Love it or Hate it–Sex and the City 2 is topping box offices, scathing reviews and sexist reviews are hitting right and left (with just as many young women replying back, “What did you expect?”), and Carrie and the girls are wearing a wardrobe more unbelievable, fantastical, and unaffordable than ever.
Like many 20-something women, Sex and the City and that fabulous foursome have been a part of my life for a long time, and while it’s an imperfect series, it’s not one that ended without leaving a generation of women a lot of life lessons.
When it comes to fashion, I’ve always considered Carrie Bradshaw a heroine–whether her outfits left me cringing or coveting, she always did it with zest, spunk, panache, and loads of style. (In fact, Carrie Bradshaw was one of my first post topics, and the women of Sex and the City have come up often since.)
10 Things Carrie Bradshaw Taught Me About Fashion
1. Have FUN with Fashion/Don’t be afraid to try something NEW. Drindl in Central Park, anyone? Carrie’s outfits always showed her flair for fashion, and she wasn’t afraid to try something new– whether it was new to her or a new trend. Her outfits always reflected her spunky and playful personality.

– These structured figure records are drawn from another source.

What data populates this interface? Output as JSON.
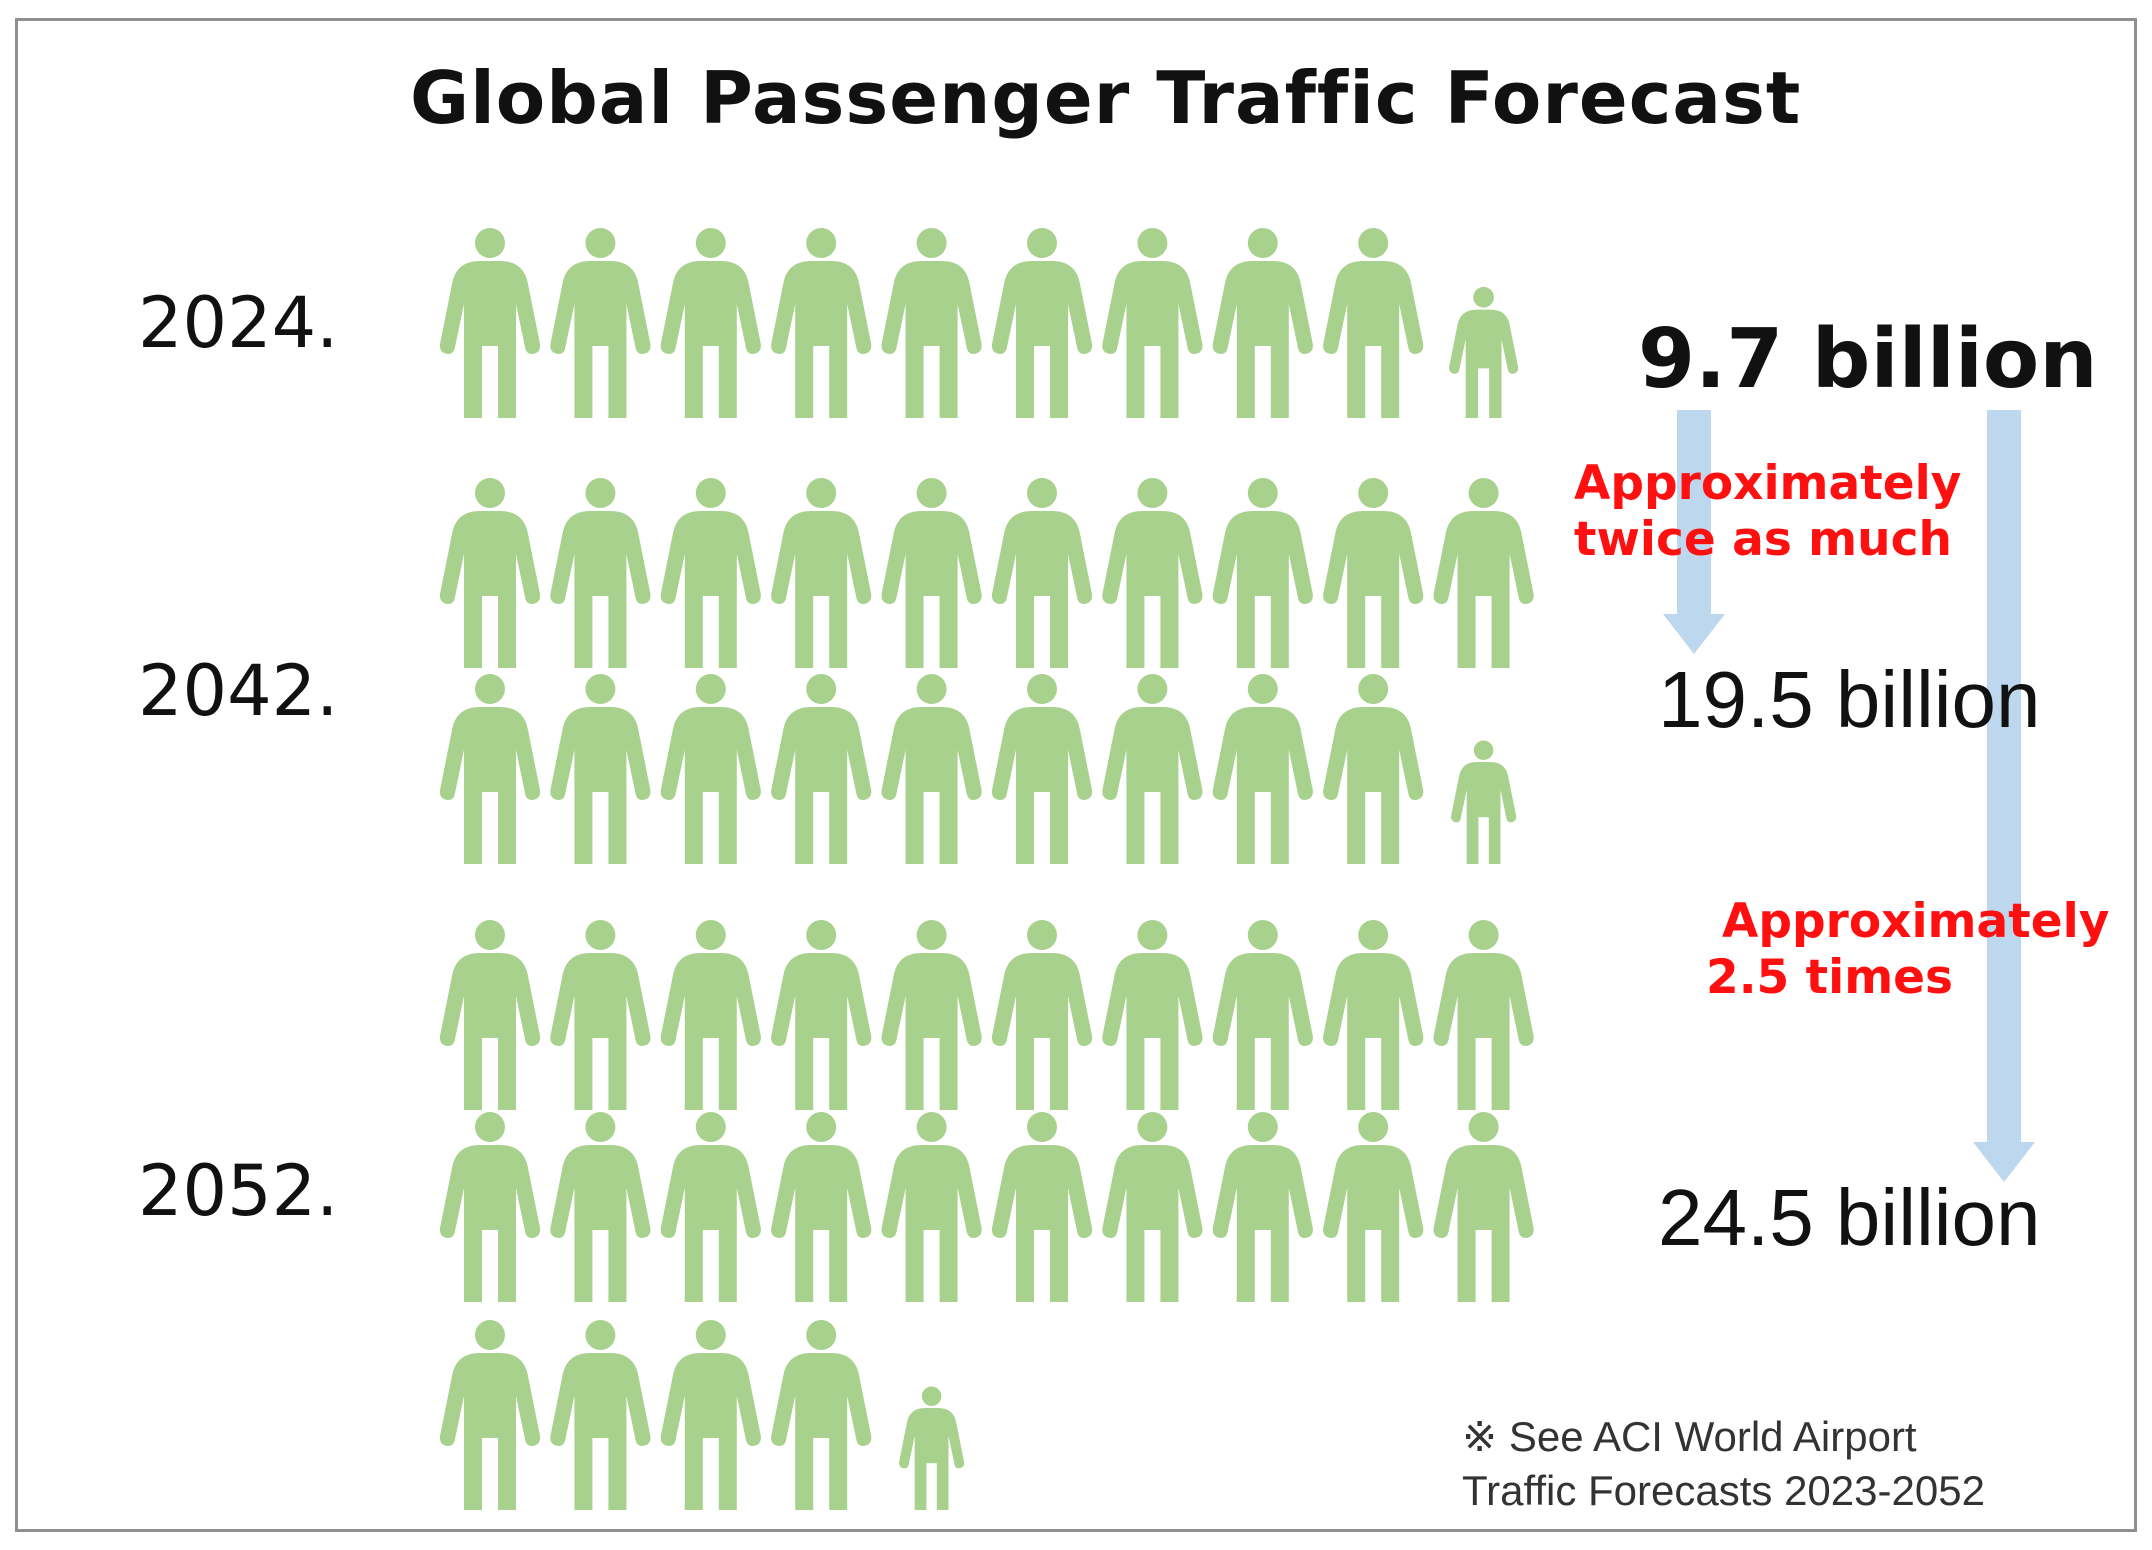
{
  "chart_data": {
    "type": "pictogram",
    "title": "Global Passenger Traffic Forecast",
    "unit": "billion",
    "icon": "person-icon",
    "icon_value": 1,
    "icon_color": "#a9d18e",
    "arrow_color": "#bdd7ee",
    "annotation_color": "#ff0000",
    "rows": [
      {
        "year": "2024.",
        "value": 9.7,
        "label": "9.7 billion"
      },
      {
        "year": "2042.",
        "value": 19.5,
        "label": "19.5 billion"
      },
      {
        "year": "2052.",
        "value": 24.5,
        "label": "24.5 billion"
      }
    ],
    "comparisons": [
      {
        "from": "2024.",
        "to": "2042.",
        "text_line1": "Approximately",
        "text_line2": "twice as much"
      },
      {
        "from": "2024.",
        "to": "2052.",
        "text_line1": "Approximately",
        "text_line2": "2.5 times"
      }
    ],
    "footnote": {
      "line1": "※ See ACI World Airport",
      "line2": "Traffic Forecasts 2023-2052"
    }
  }
}
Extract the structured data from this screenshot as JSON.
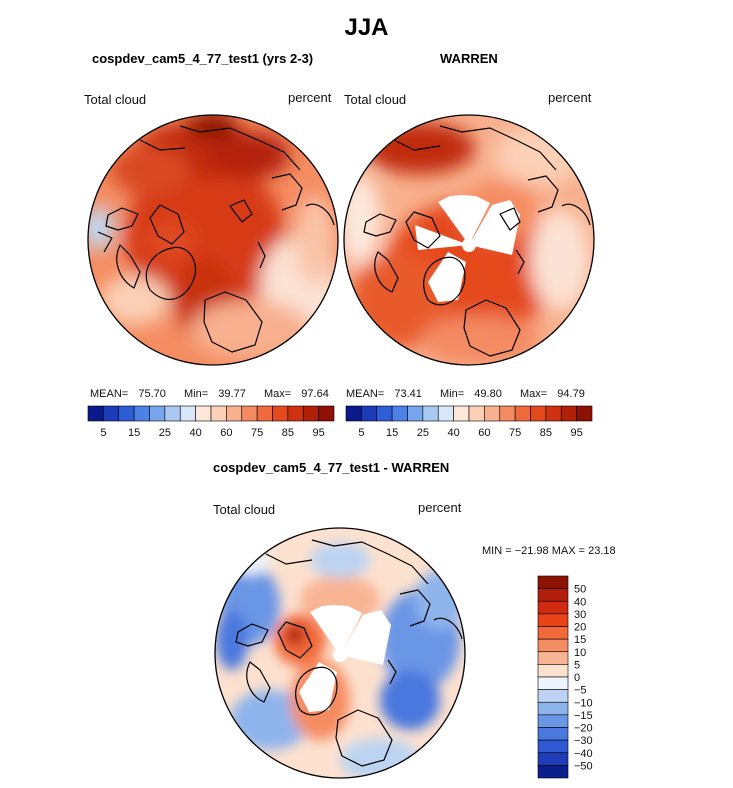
{
  "page": {
    "title": "JJA"
  },
  "chart_data": [
    {
      "type": "heatmap",
      "projection": "north-polar-stereographic",
      "title": "cospdev_cam5_4_77_test1 (yrs 2-3)",
      "field_label": "Total cloud",
      "units_label": "percent",
      "stats": {
        "mean_label": "MEAN=",
        "mean": "75.70",
        "min_label": "Min=",
        "min": "39.77",
        "max_label": "Max=",
        "max": "97.64"
      },
      "colorbar": {
        "orientation": "horizontal",
        "tick_labels": [
          "5",
          "15",
          "25",
          "40",
          "60",
          "75",
          "85",
          "95"
        ],
        "colors": [
          "#0a1a8c",
          "#1b3bb8",
          "#2e5ed6",
          "#4c82e8",
          "#78a6ee",
          "#a9c8f2",
          "#d8e8f8",
          "#fde7d8",
          "#fbd0b6",
          "#f8b08e",
          "#f48a62",
          "#ef6a3c",
          "#e44a1e",
          "#cf3210",
          "#b02008",
          "#8e1204"
        ]
      }
    },
    {
      "type": "heatmap",
      "projection": "north-polar-stereographic",
      "title": "WARREN",
      "field_label": "Total cloud",
      "units_label": "percent",
      "stats": {
        "mean_label": "MEAN=",
        "mean": "73.41",
        "min_label": "Min=",
        "min": "49.80",
        "max_label": "Max=",
        "max": "94.79"
      },
      "colorbar": {
        "orientation": "horizontal",
        "tick_labels": [
          "5",
          "15",
          "25",
          "40",
          "60",
          "75",
          "85",
          "95"
        ],
        "colors": [
          "#0a1a8c",
          "#1b3bb8",
          "#2e5ed6",
          "#4c82e8",
          "#78a6ee",
          "#a9c8f2",
          "#d8e8f8",
          "#fde7d8",
          "#fbd0b6",
          "#f8b08e",
          "#f48a62",
          "#ef6a3c",
          "#e44a1e",
          "#cf3210",
          "#b02008",
          "#8e1204"
        ]
      }
    },
    {
      "type": "heatmap",
      "projection": "north-polar-stereographic",
      "title": "cospdev_cam5_4_77_test1 - WARREN",
      "field_label": "Total cloud",
      "units_label": "percent",
      "stats_text": "MIN = −21.98 MAX =  23.18",
      "colorbar": {
        "orientation": "vertical",
        "tick_labels": [
          "50",
          "40",
          "30",
          "20",
          "15",
          "10",
          "5",
          "0",
          "−5",
          "−10",
          "−15",
          "−20",
          "−30",
          "−40",
          "−50"
        ],
        "colors": [
          "#8e1204",
          "#b21e0a",
          "#d22a10",
          "#e84418",
          "#f26a3a",
          "#f68c62",
          "#f9b494",
          "#fde1cf",
          "#eef4fb",
          "#bcd4f2",
          "#8eb4ec",
          "#6a96e6",
          "#4a78de",
          "#3058d2",
          "#1e3cba",
          "#0c1e8c"
        ]
      }
    }
  ]
}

2. Invest in GOOD shoes. Good doesn’t have to mean expensive and strictly Manolos–afterall, there are plenty of horror stories about designer shoes dying after walking a few NYC blocks. But invest in good shoes, ones you can wear over and over, and that you love, that will treat you & your body great.
3. Fashion CAN be affordable and GOOD fashion CAN be found ANYWHERE. Some of my favorite scenes from the tv series were seeing the gals in a shop that wasn’t high end. From discount wedding shops to vintage shops, Carrie showed, especially early on, that great fashion & style could found at all price points.
4. You don’t have to defend your love of fashion. To be honest, I don’t think I saw any of those women apologize for their love of fashion. Neither will I, and neither should you.
5. You’re never too old to play dress up. Whether it’s dressing up for a night out with the girls, or just because you’re feeling extra fabulous that day, Carrie reminds us all that we don’t need to save our best, most amazing frocks & accessories for special occasions. Every day that we get up is another opportunity to dress up– however the hell we feel like.
6. You DON’T have to to sacrifice personal style because: you hit 40 (or 52); you have kids; you’re in a professional job. One of the most inspiring things, as a young woman, was seeing how these women held firmly on to their sense of identity through relationships & break-ups, marriages & divorces, childbirth, aging, and more. You are who you are– and that shouldn’t be sacrificed because an element in your life has changed.
7. It’s okay to buy what you can afford. Remember when Standford teases Carrie, about knowing her when she was in her early 20s and wearing Candies? Carrie Bradshaw didn’t start off with a fabulous shoe collection, and while she certainly wasn’t a model for savings & financial management, she grew in to her success as a writer and grew in to her shoe closet.
8. Fashion’s not more important than security– as a woman I can have AND create both for myself. Who really wants to grow up to be the old lady who lives in her shoes? Not me. I love that SatC focused on the financial savvy (or lack of) with these women. I think it’s easy for us to fall in to traditional gender roles and not take an active role in our finances beyond our bank accounts. Maybe a better path for Carrie (and our future fabulously earning selves) would have been $500 pair of shoes, $500 invested in stocks/IRAs/etc?
9. Look to the past, and your own past, when shopping. Early SatC Carrie loved her vintage, and I imagine she was the type of woman to shop for life– buying pieces she knew she’d love in 10 years, regardless of how it was dated or not. Find the pieces that flatter your mind and your body, and keep it in your possession until it’s worn out.
10. Just because it’s in style– or out of style– doesn’t mean it’s for/not for you. One of the great things Patricia Field did in designing the show was creating women with their own sense of style. Trends can fit in to, be a part of, or expand your own sense of personal style. But always be sure to keep an open mind about fashion.